In the second action, moreover, disclosure is far from . complete and likely will involve depositions in China, a time consuming process. Therefore the procedural stage of that action, which is far from ready for trial, in contrast to this action, also militates against consolidation. McGinty v. Structure-Tone, 140 A.D.3d at 466; Suckishvili v. Visiting Nurse Serv. of N.Y., 74 A. D. '3d 433, 433 (1st Dep't 2010); Ahmed v. C.D. Kobsons, Inc., 73 A.D.3d 440, 441 (1st Dep't 2010). No sound reason suggests that consolidating the two actions will accomplish any useful objective, rather than unnecessarily bogging down the first action. McGinty v. Structure-Tone, 140 . A.D.3d at 466; Suckishvili v. Visiting Nurse Serv, of N.Y., 74 A.D.3d at 433. See Imbriale v. Richter & Radner Contracting Corp., 103 A.D.3d 478, 479 (1st Dep't 2013). Although plaintiffs delayed commencing disclosure in the second action, so did defendants, and their motion to dismiss that action delayed disclosure far longer. Nothing indicates that plaintiffs deliberately delayed disclosure to' thwart consolidation. The fact remains that that more complex action has fallen well behind this one.
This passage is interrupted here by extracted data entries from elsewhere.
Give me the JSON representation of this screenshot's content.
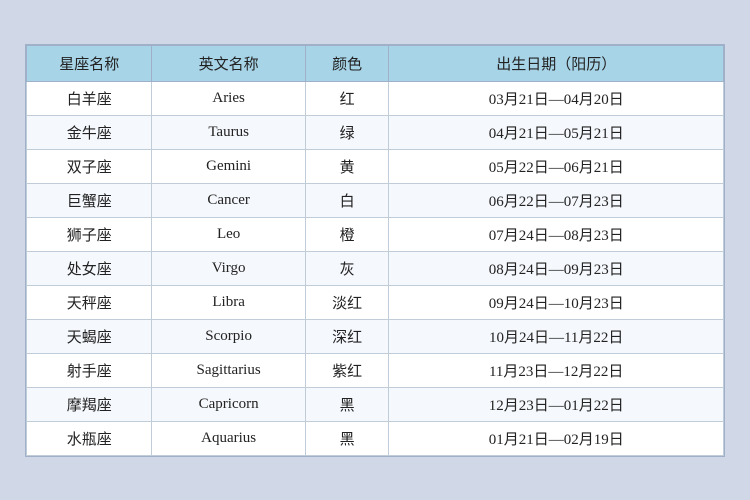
{
  "table": {
    "headers": [
      "星座名称",
      "英文名称",
      "颜色",
      "出生日期（阳历）"
    ],
    "rows": [
      {
        "chinese": "白羊座",
        "english": "Aries",
        "color": "红",
        "date": "03月21日—04月20日"
      },
      {
        "chinese": "金牛座",
        "english": "Taurus",
        "color": "绿",
        "date": "04月21日—05月21日"
      },
      {
        "chinese": "双子座",
        "english": "Gemini",
        "color": "黄",
        "date": "05月22日—06月21日"
      },
      {
        "chinese": "巨蟹座",
        "english": "Cancer",
        "color": "白",
        "date": "06月22日—07月23日"
      },
      {
        "chinese": "狮子座",
        "english": "Leo",
        "color": "橙",
        "date": "07月24日—08月23日"
      },
      {
        "chinese": "处女座",
        "english": "Virgo",
        "color": "灰",
        "date": "08月24日—09月23日"
      },
      {
        "chinese": "天秤座",
        "english": "Libra",
        "color": "淡红",
        "date": "09月24日—10月23日"
      },
      {
        "chinese": "天蝎座",
        "english": "Scorpio",
        "color": "深红",
        "date": "10月24日—11月22日"
      },
      {
        "chinese": "射手座",
        "english": "Sagittarius",
        "color": "紫红",
        "date": "11月23日—12月22日"
      },
      {
        "chinese": "摩羯座",
        "english": "Capricorn",
        "color": "黑",
        "date": "12月23日—01月22日"
      },
      {
        "chinese": "水瓶座",
        "english": "Aquarius",
        "color": "黑",
        "date": "01月21日—02月19日"
      }
    ]
  }
}
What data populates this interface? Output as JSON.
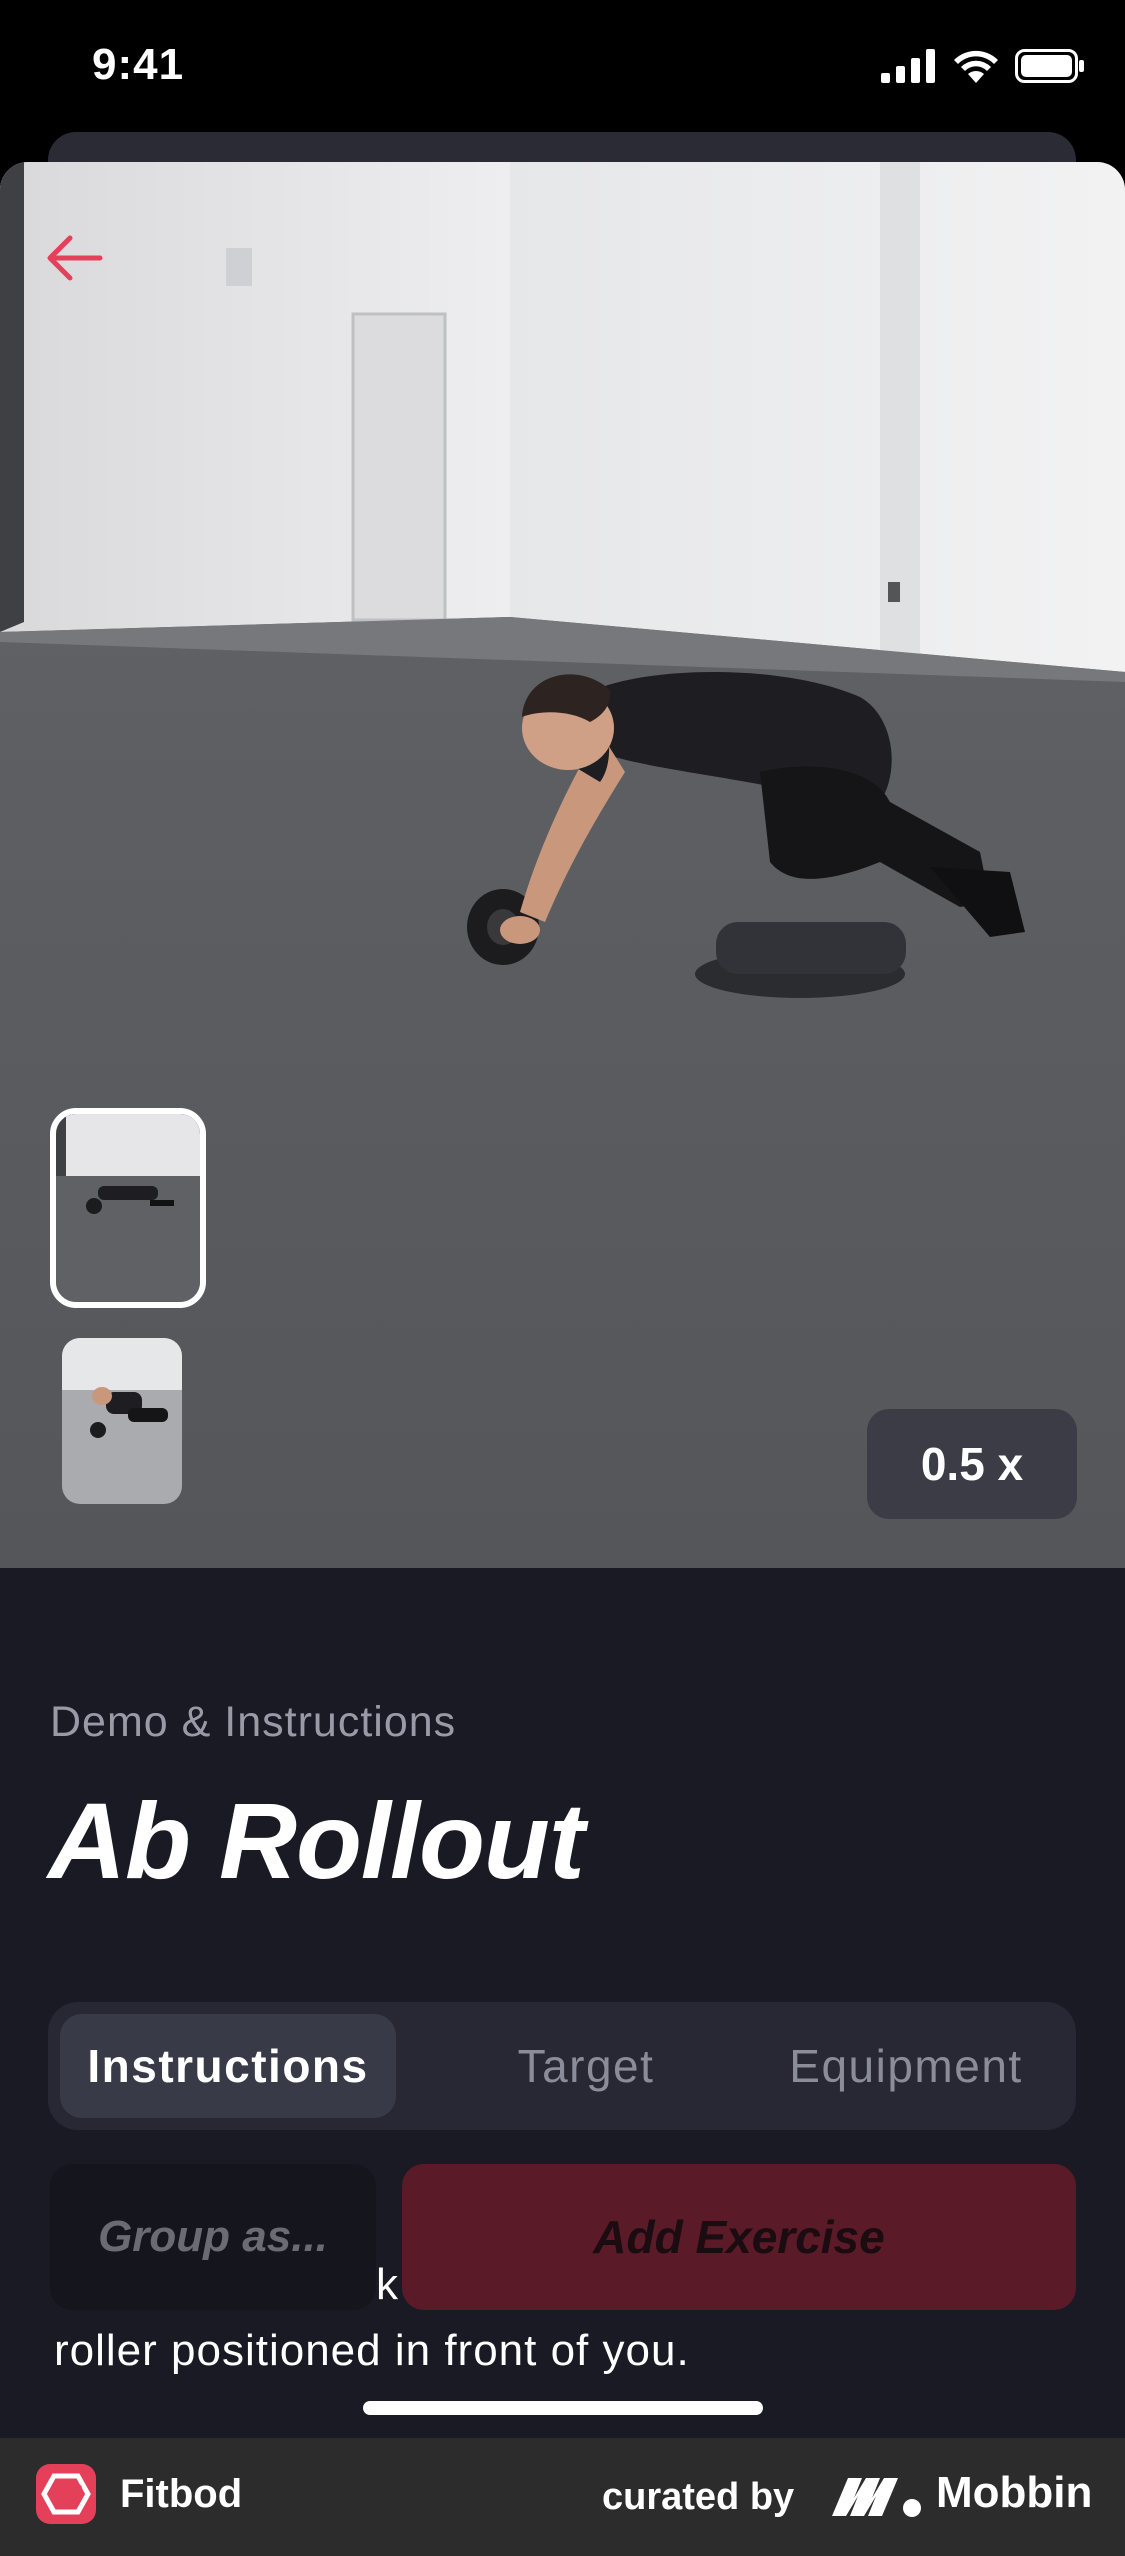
{
  "status_bar": {
    "time": "9:41"
  },
  "video": {
    "speed_label": "0.5 x",
    "back_icon": "arrow-left-icon",
    "accent_color": "#e4405a"
  },
  "exercise": {
    "subtitle": "Demo & Instructions",
    "title": "Ab Rollout"
  },
  "tabs": [
    {
      "label": "Instructions",
      "active": true
    },
    {
      "label": "Target",
      "active": false
    },
    {
      "label": "Equipment",
      "active": false
    }
  ],
  "instructions": {
    "line1_fragment": "k",
    "line2": "roller positioned in front of you."
  },
  "actions": {
    "group_label": "Group as...",
    "add_label": "Add Exercise"
  },
  "footer": {
    "app_name": "Fitbod",
    "curated_by": "curated by",
    "brand": "Mobbin"
  }
}
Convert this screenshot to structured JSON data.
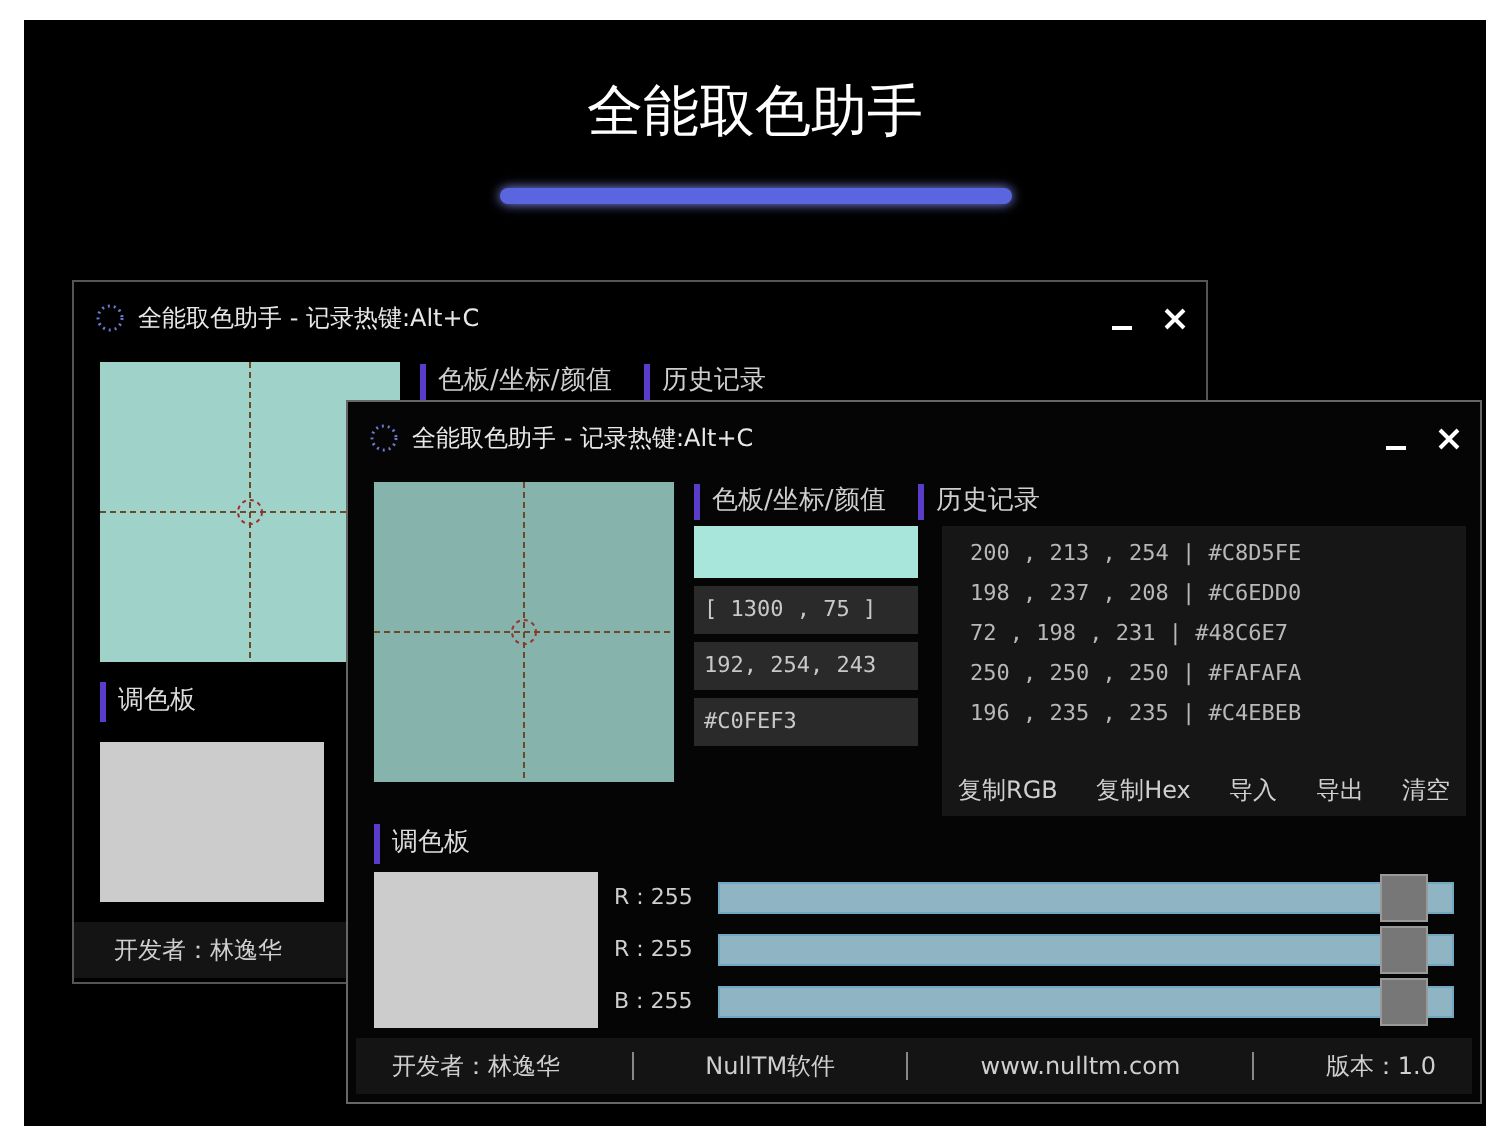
{
  "page_title": "全能取色助手",
  "windows": [
    {
      "kind": "back",
      "title": "全能取色助手 - 记录热键:Alt+C",
      "tabs": [
        {
          "label": "色板/坐标/颜值"
        },
        {
          "label": "历史记录"
        }
      ],
      "palette_label": "调色板",
      "footer": [
        "开发者：林逸华"
      ]
    },
    {
      "kind": "front",
      "title": "全能取色助手 - 记录热键:Alt+C",
      "tabs": [
        {
          "label": "色板/坐标/颜值"
        },
        {
          "label": "历史记录"
        }
      ],
      "fields": [
        "[ 1300 , 75 ]",
        "192, 254, 243",
        "#C0FEF3"
      ],
      "history": [
        "200 , 213 , 254 | #C8D5FE",
        "198 , 237 , 208 | #C6EDD0",
        "72 , 198 , 231 | #48C6E7",
        "250 , 250 , 250 | #FAFAFA",
        "196 , 235 , 235 | #C4EBEB"
      ],
      "history_buttons": [
        "复制RGB",
        "复制Hex",
        "导入",
        "导出",
        "清空"
      ],
      "palette_label": "调色板",
      "sliders": [
        {
          "label": "R : 255",
          "level": 1
        },
        {
          "label": "R : 255",
          "level": 1
        },
        {
          "label": "B : 255",
          "level": 1
        }
      ],
      "footer": [
        "开发者：林逸华",
        "NullTM软件",
        "www.nulltm.com",
        "版本：1.0"
      ]
    }
  ]
}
Finally, plaintiffs in both actions agree that they and their witnesses will appear a second time for their depositions in the derivative action. To the extent any further disclosure remains to be conducted in the first action, the parties are of course free to agree to joint disclosure in the two actions. Otherwise, for the reasons explained above, the court denies defendant's motion to consolidate Chazen v. Ma, Index No. 656954/2022 (Sup. Ct. N.Y. Co.), with this action or for joint disclosure or a joint trial. C.P.L.R. § 602(a).